Review: The Vast of Night. Two friends combine their curiosity and courage to figure out where the hell that sound is coming from.
The sound is haunting. Two young people whose lives revolve around audio, one a radio operator, the other a telephone operator, connect to first confirm, then investigate the mysterious sound.
Set in 1950s rural New Mexico, in the fictional town of Cayuga Amazon’s, The Vast of Night delivers an intimate narrative that digs deeper into the real conspiracy behind conspiracy theory.
The town converges on the high school, ready to embrace the spectacle of basketball amid roaring crowds, pumped up by a cheer squad waving pom-poms, and building precarious edifices to human flexibility and strength.
But outside, and down the road, it’s not a usual night. Something in the air isn’t right, and it’s making noise. The action doesn’t involve government agents or even local police. It orbits through the world of Fay (Sierra McCormick) and Everett (Jake Horowitz), two typical teenagers working night shifts while their friends enjoy the basketball game. They inhabit old-fashioned, yet nerdy Nancy Drew and Hardy Boys personas that drive them to drive the plot.
The two team-up to figure out the noise, and soon turn the radio station into a reality show as Fay routes telephone calls to Everett to broadcast over the air.
As I said, this is intimate. Flashes of the game only reinforce the pair’s isolation—the film ties the couple to invisible that stretch and contract—all the time releasing narrative energy. Fay and Everett play lead investigators this spooky evening. It is easy to imagine that this night will influence how their lives unfold from this point on.
The James Montague and Craig W. Sanger script tightly contains the dialog and action, while Andrew Patterson direction shifts between walls and vast openness of sky and land, keeping the audience guessing if there is a threat, and from where it might arrive.

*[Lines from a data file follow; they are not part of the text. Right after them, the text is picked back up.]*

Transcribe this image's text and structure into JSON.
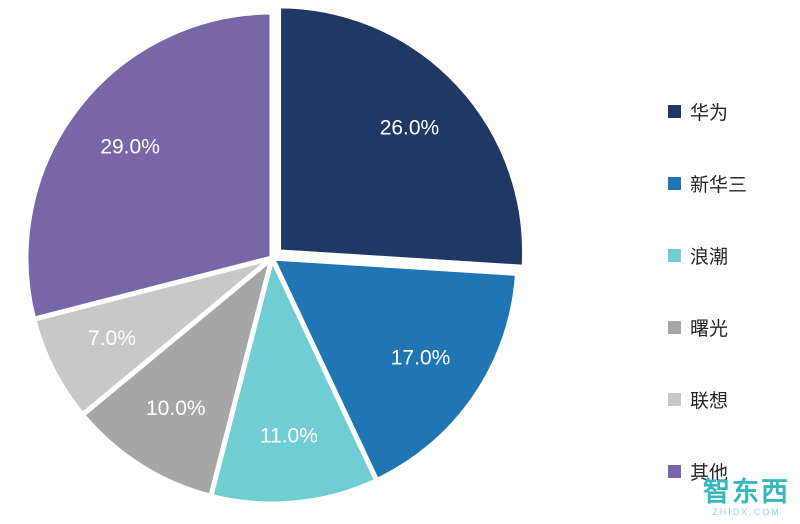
{
  "chart_data": {
    "type": "pie",
    "title": "",
    "categories": [
      "华为",
      "新华三",
      "浪潮",
      "曙光",
      "联想",
      "其他"
    ],
    "values": [
      26.0,
      17.0,
      11.0,
      10.0,
      7.0,
      29.0
    ],
    "labels": [
      "26.0%",
      "17.0%",
      "11.0%",
      "10.0%",
      "7.0%",
      "29.0%"
    ],
    "colors": [
      "#1F3864",
      "#2076B4",
      "#70CDD4",
      "#A6A6A6",
      "#C8C8C8",
      "#7767A9"
    ],
    "start_angle": 0,
    "direction": "clockwise",
    "legend_position": "right",
    "label_color": "#FFFFFF",
    "slice_border_color": "#FFFFFF"
  },
  "watermark": {
    "text": "智东西",
    "subtext": "ZHIDX.COM"
  }
}
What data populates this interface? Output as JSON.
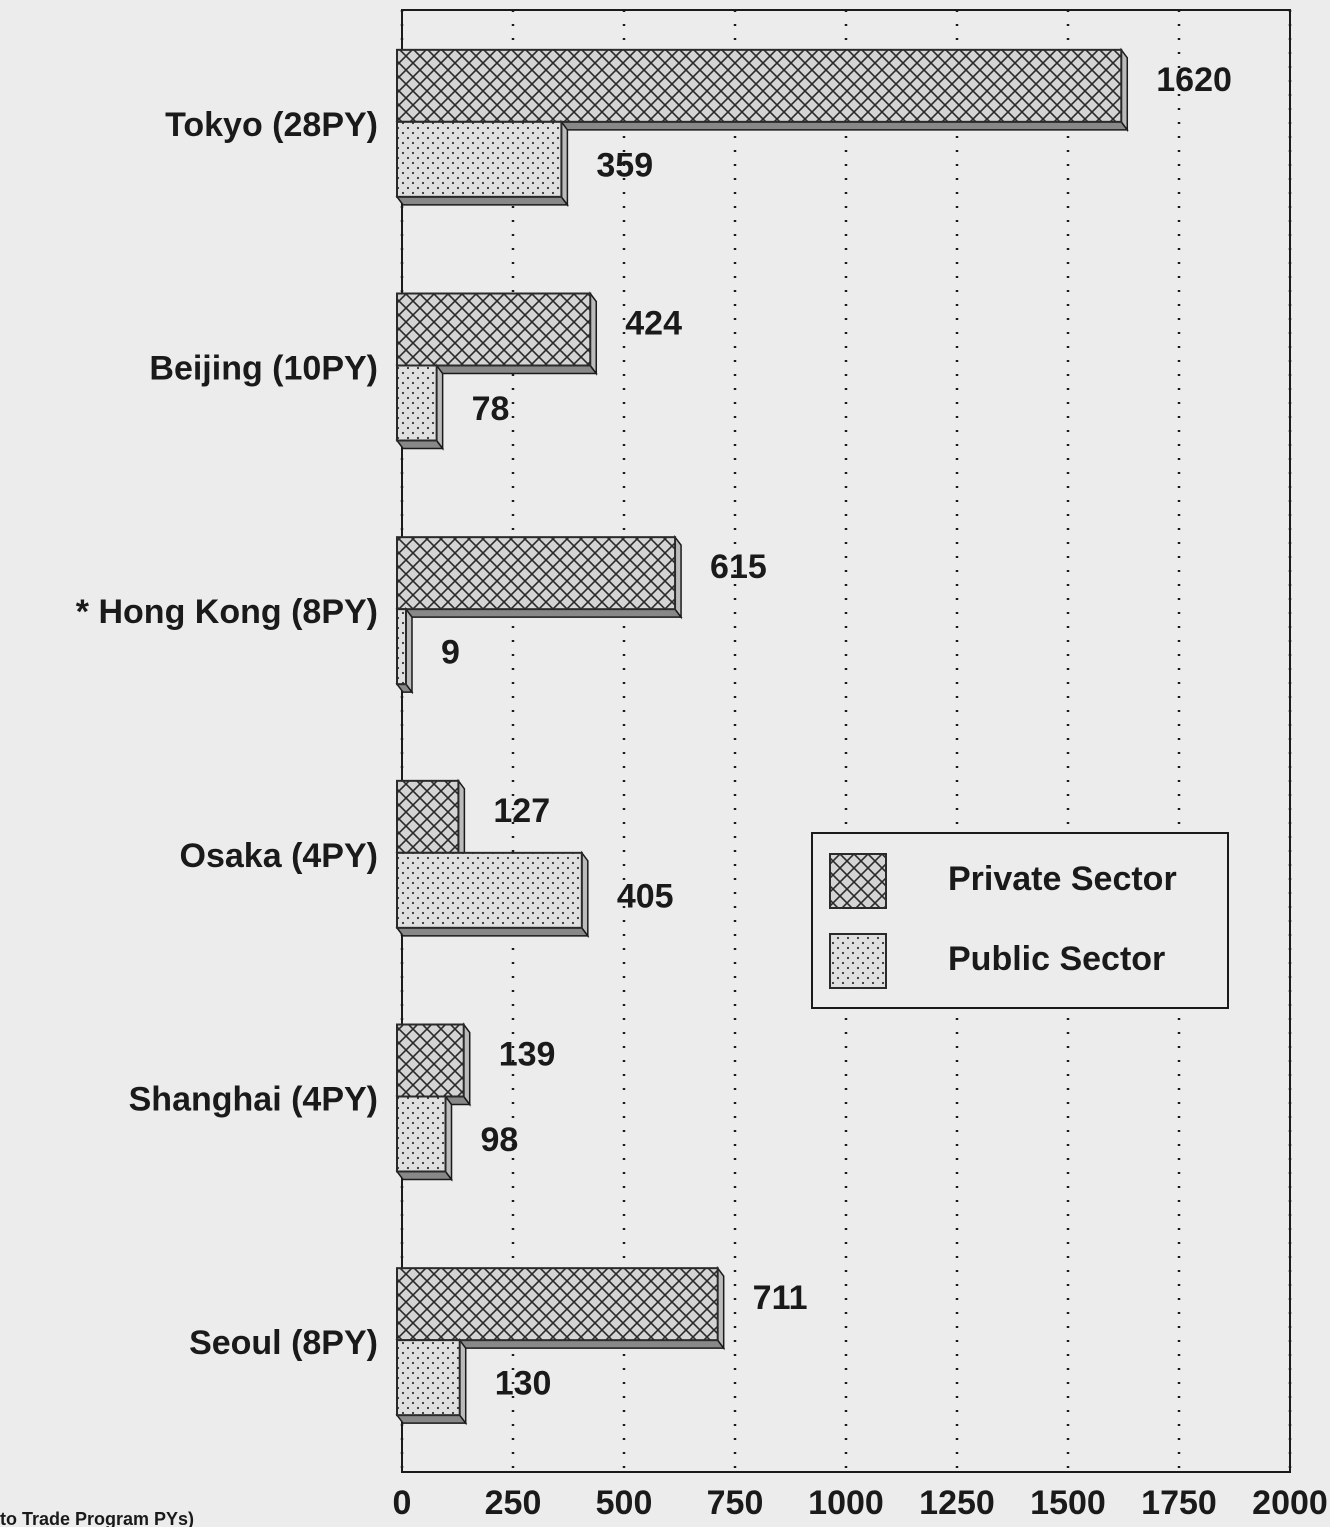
{
  "chart_data": {
    "type": "bar",
    "orientation": "horizontal",
    "categories": [
      "Tokyo (28PY)",
      "Beijing (10PY)",
      "* Hong Kong (8PY)",
      "Osaka (4PY)",
      "Shanghai (4PY)",
      "Seoul (8PY)"
    ],
    "series": [
      {
        "name": "Private Sector",
        "color": "#2a2a2a",
        "pattern": "crosshatch",
        "values": [
          1620,
          424,
          615,
          127,
          139,
          711
        ]
      },
      {
        "name": "Public Sector",
        "color": "#2a2a2a",
        "pattern": "dots",
        "values": [
          359,
          78,
          9,
          405,
          98,
          130
        ]
      }
    ],
    "xlim": [
      0,
      2000
    ],
    "xticks": [
      0,
      250,
      500,
      750,
      1000,
      1250,
      1500,
      1750,
      2000
    ],
    "grid": true,
    "legend": "right",
    "footnote": "to Trade Program PYs)"
  }
}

Nods to Orson Wells and H.G. Wells permeate the plot, but the streaming generation is never asked to believe any of it, unfortunately. Unlike Wells who deadpanned the radio play as first-person reporting, this story broadcasts its intent with an opening that mimics the Twilight Zone.
The Vast of Night’s own sound, from the creepy throb to the score, keep the film centered, enhancing rather than distracting. Tight camera work and cinematography help choreograph the evolution from confusion to exploration.
With The Vast of Night Amazon lands a well-crafted little movie that will appeal to science fiction and mystery buffs. Thankfully the film refrains from soap opera by steering far away from cliched teenage angst tropes or romantic interludes or tensions. The Vast of Night is all about how two teenagers react to what is happening to them as a mini-maelstrom of the unexpected descends into their lives. Their journey is worthy of your attention.